Utilizing Forced Alignments
Forced alignment is an essential procedure in working with the dataset. It involves matching the text transcription of an audio segment with its precise timing in the speech output. This technique not only helps in identifying the timing of words but also enables the separation of verbal from non-verbal vocal sounds, such as laughter or yawns, that might precede or follow a sentence.
Alignments with Montreal Forced Aligner (MFA)
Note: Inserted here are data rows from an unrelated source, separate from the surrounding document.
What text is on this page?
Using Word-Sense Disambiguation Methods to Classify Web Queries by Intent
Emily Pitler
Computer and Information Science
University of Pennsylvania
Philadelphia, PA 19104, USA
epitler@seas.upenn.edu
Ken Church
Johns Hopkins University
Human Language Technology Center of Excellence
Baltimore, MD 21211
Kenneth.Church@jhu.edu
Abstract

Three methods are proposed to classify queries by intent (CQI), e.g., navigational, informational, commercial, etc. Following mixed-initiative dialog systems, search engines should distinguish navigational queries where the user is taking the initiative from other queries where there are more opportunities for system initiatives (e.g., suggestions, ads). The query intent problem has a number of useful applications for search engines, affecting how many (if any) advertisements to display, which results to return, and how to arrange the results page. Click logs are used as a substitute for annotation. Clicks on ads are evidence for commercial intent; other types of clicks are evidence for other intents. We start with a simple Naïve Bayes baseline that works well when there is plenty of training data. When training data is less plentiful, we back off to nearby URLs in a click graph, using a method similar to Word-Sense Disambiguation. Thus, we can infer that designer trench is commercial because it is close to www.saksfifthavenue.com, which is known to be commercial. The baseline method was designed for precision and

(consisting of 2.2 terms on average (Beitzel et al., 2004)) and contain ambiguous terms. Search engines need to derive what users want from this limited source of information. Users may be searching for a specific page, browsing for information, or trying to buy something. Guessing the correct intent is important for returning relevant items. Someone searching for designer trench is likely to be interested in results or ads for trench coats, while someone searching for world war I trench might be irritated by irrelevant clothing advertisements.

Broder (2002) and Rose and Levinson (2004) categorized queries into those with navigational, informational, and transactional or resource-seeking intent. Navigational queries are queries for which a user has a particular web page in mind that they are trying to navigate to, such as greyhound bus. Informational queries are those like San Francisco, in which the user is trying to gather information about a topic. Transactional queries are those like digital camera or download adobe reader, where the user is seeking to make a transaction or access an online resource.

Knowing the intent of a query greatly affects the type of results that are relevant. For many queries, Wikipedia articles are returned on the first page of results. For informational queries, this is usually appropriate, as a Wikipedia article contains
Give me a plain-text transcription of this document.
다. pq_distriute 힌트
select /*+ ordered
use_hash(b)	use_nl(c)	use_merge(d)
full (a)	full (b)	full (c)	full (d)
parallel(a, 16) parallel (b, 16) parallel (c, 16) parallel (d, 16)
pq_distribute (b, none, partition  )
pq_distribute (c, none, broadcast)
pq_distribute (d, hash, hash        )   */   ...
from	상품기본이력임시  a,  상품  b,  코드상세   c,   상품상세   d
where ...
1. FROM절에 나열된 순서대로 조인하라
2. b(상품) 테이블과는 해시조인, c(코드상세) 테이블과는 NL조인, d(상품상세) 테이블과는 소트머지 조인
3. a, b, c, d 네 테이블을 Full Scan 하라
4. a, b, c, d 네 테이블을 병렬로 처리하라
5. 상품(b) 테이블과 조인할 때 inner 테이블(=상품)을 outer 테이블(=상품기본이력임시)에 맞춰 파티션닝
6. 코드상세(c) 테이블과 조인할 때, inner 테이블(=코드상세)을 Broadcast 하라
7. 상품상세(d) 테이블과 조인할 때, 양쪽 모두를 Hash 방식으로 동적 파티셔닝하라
To leverage MFA, one must first install it as per the instructions available on the Montreal Forced Aligner documentation. The alignment process utilizes pretrained acoustic and grapheme-to-phoneme (G2P) models. Users can set up these alignments through Python scripts and shell commands that manipulate the dataset according to specified emotional and phonetic parameters.
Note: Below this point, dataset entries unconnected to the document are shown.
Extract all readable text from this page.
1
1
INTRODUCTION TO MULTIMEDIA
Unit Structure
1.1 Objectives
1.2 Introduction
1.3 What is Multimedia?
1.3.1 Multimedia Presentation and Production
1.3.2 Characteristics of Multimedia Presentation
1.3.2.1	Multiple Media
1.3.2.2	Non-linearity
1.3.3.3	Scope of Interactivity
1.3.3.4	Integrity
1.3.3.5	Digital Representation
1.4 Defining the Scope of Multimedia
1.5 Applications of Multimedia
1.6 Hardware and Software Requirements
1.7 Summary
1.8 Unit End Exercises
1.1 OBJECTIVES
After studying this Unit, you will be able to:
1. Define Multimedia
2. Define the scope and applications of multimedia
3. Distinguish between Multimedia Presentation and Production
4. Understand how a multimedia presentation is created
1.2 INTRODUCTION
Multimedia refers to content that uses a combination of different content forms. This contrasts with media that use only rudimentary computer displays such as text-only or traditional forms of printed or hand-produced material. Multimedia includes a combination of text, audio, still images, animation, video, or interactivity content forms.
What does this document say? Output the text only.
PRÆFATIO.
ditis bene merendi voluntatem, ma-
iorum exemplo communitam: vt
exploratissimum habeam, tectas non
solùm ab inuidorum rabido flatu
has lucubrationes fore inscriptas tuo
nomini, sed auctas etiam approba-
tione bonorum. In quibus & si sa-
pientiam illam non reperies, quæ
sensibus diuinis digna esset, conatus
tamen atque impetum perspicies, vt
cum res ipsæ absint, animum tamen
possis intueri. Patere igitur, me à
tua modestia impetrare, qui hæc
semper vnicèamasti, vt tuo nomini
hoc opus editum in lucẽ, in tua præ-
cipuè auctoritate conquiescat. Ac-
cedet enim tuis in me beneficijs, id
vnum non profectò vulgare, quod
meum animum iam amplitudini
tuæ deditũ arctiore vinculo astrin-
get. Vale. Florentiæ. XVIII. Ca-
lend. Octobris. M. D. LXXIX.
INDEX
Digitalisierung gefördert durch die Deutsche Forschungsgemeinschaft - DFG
Alternative Alignment with Gentle
An older method involves using a tool called Gentle, though it is generally considered less efficient than MFA. Gentle requires a comprehensive setup process but can still perform the core function of analyzing and aligning speech data with textual transcripts.
Data Overview
EmoV-DB is meticulously curated for synthesizing emotional speech and includes both male and female voices, each portraying five different emotions: neutrality, sleepiness, anger, disgust, and amusement. The dataset comprises recordings from two male and two female speakers, each contributing a variety of emotional styles across numerous audio files in 16-bit WAV format.
Speaker and File Details:
-
Spk-Je (Female, English):
- Neutral(417 files), Amused(222 files), Angry(523 files), Sleepy(466 files), Disgust(189 files)
-
Spk-Bea (Female, English):
- Neutral(373 files), Amused(309 files), Angry(317 files), Sleepy(520 files), Disgust(347 files)
-
Spk-Sa (Male, English):
- Neutral(493 files), Amused(501 files), Angry(468 files), Sleepy(495 files), Disgust(497 files)
-
Spk-Jsh (Male, English):
- Neutral(302 files), Amused(298 files), Sleepy(263 files)
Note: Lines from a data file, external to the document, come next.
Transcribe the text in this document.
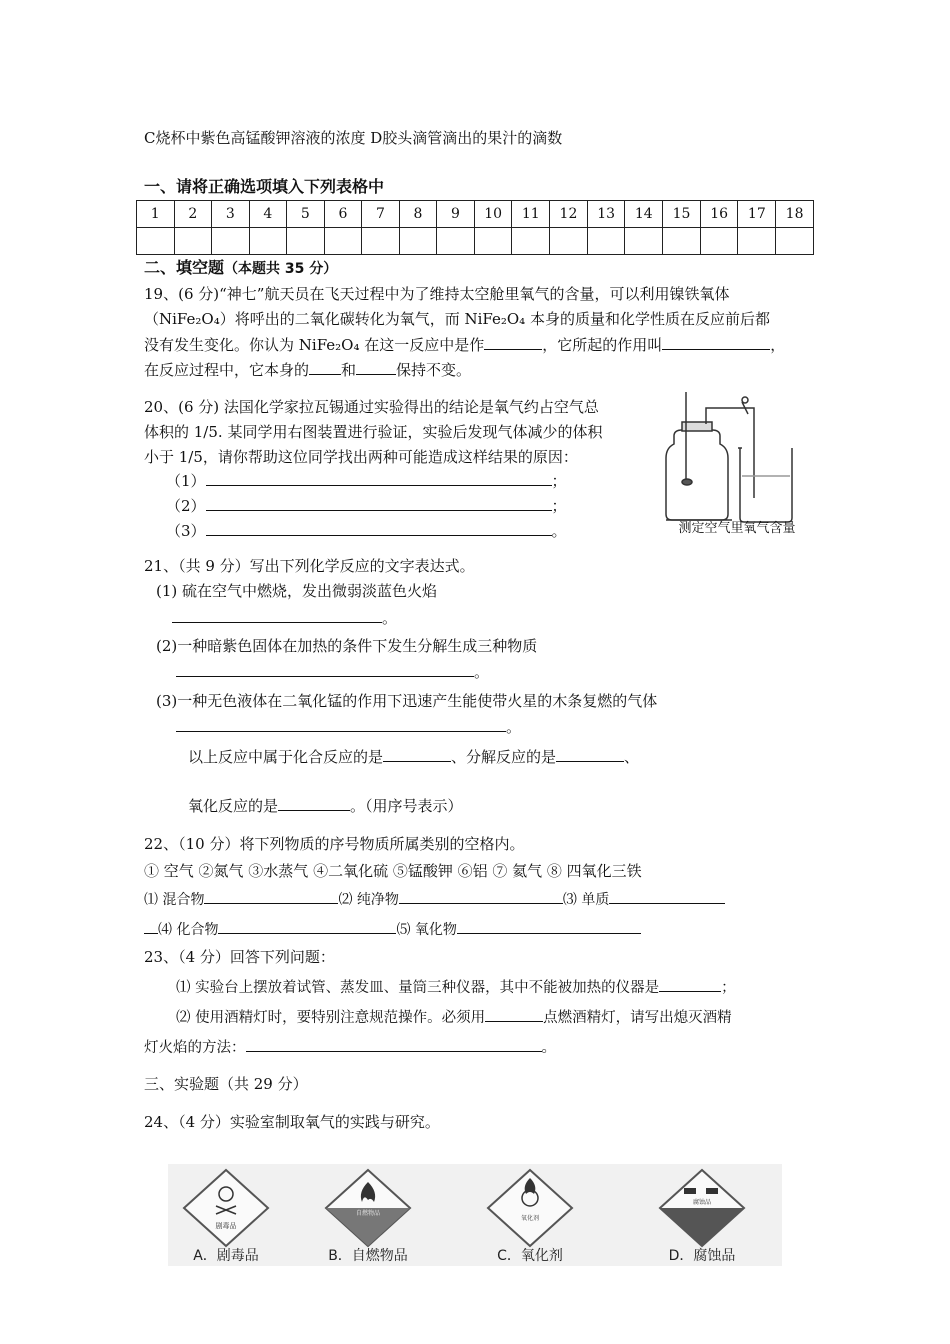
C烧杯中紫色高锰酸钾溶液的浓度 D胶头滴管滴出的果汁的滴数
一、请将正确选项填入下列表格中
1	2	3	4	5	6	7	8	9	10	11	12	13	14	15	16	17	18

二、填空题（本题共 35 分）
19、(6 分)“神七”航天员在飞天过程中为了维持太空舱里氧气的含量，可以利用镍铁氧体
（NiFe₂O₄）将呼出的二氧化碳转化为氧气，而 NiFe₂O₄ 本身的质量和化学性质在反应前后都
没有发生变化。你认为 NiFe₂O₄ 在这一反应中是作	，它所起的作用叫	，
在反应过程中，它本身的 和	保持不变。
20、(6 分) 法国化学家拉瓦锡通过实验得出的结论是氧气约占空气总
体积的 1/5. 某同学用右图装置进行验证，实验后发现气体减少的体积
小于 1/5，请你帮助这位同学找出两种可能造成这样结果的原因：
（1）	；
（2）	；
（3）	。	测定空气里氧气含量
21、（共 9 分）写出下列化学反应的文字表达式。
(1) 硫在空气中燃烧，发出微弱淡蓝色火焰
。
(2)一种暗紫色固体在加热的条件下发生分解生成三种物质
。
(3)一种无色液体在二氧化锰的作用下迅速产生能使带火星的木条复燃的气体
。
以上反应中属于化合反应的是	、分解反应的是	、
氧化反应的是	。（用序号表示）
22、（10 分）将下列物质的序号物质所属类别的空格内。
① 空气 ②氮气 ③水蒸气 ④二氧化硫 ⑤锰酸钾 ⑥铝 ⑦ 氦气 ⑧ 四氧化三铁
⑴ 混合物	⑵ 纯净物	⑶ 单质
⑷ 化合物	⑸ 氧化物
23、（4 分）回答下列问题：
⑴ 实验台上摆放着试管、蒸发皿、量筒三种仪器，其中不能被加热的仪器是	；
⑵ 使用酒精灯时，要特别注意规范操作。必须用	点燃酒精灯，请写出熄灭酒精
灯火焰的方法：	。
三、实验题（共 29 分）
24、（4 分）实验室制取氧气的实践与研究。
剧毒品
自燃物品
氧化剂
腐蚀品
A．剧毒品	B．自燃物品	C．氧化剂	D．腐蚀品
File naming conventions in the dataset are systematic, denoting the emotional style, annotation range, and sentence number, aiding users in quickly identifying and accessing the required files.
Conclusion
The EmoV-DB not only contributes significantly to research in emotional speech synthesis but also serves as a cornerstone in developing nuanced voice generation systems. By enabling focused research delineated by specific emotions, EmoV-DB is a critical resource for advancing voice technology applications. For more detailed insights, prospective users are encouraged to consult the published study and to cite it according to the provided BibTeX reference when utilized in academic contexts.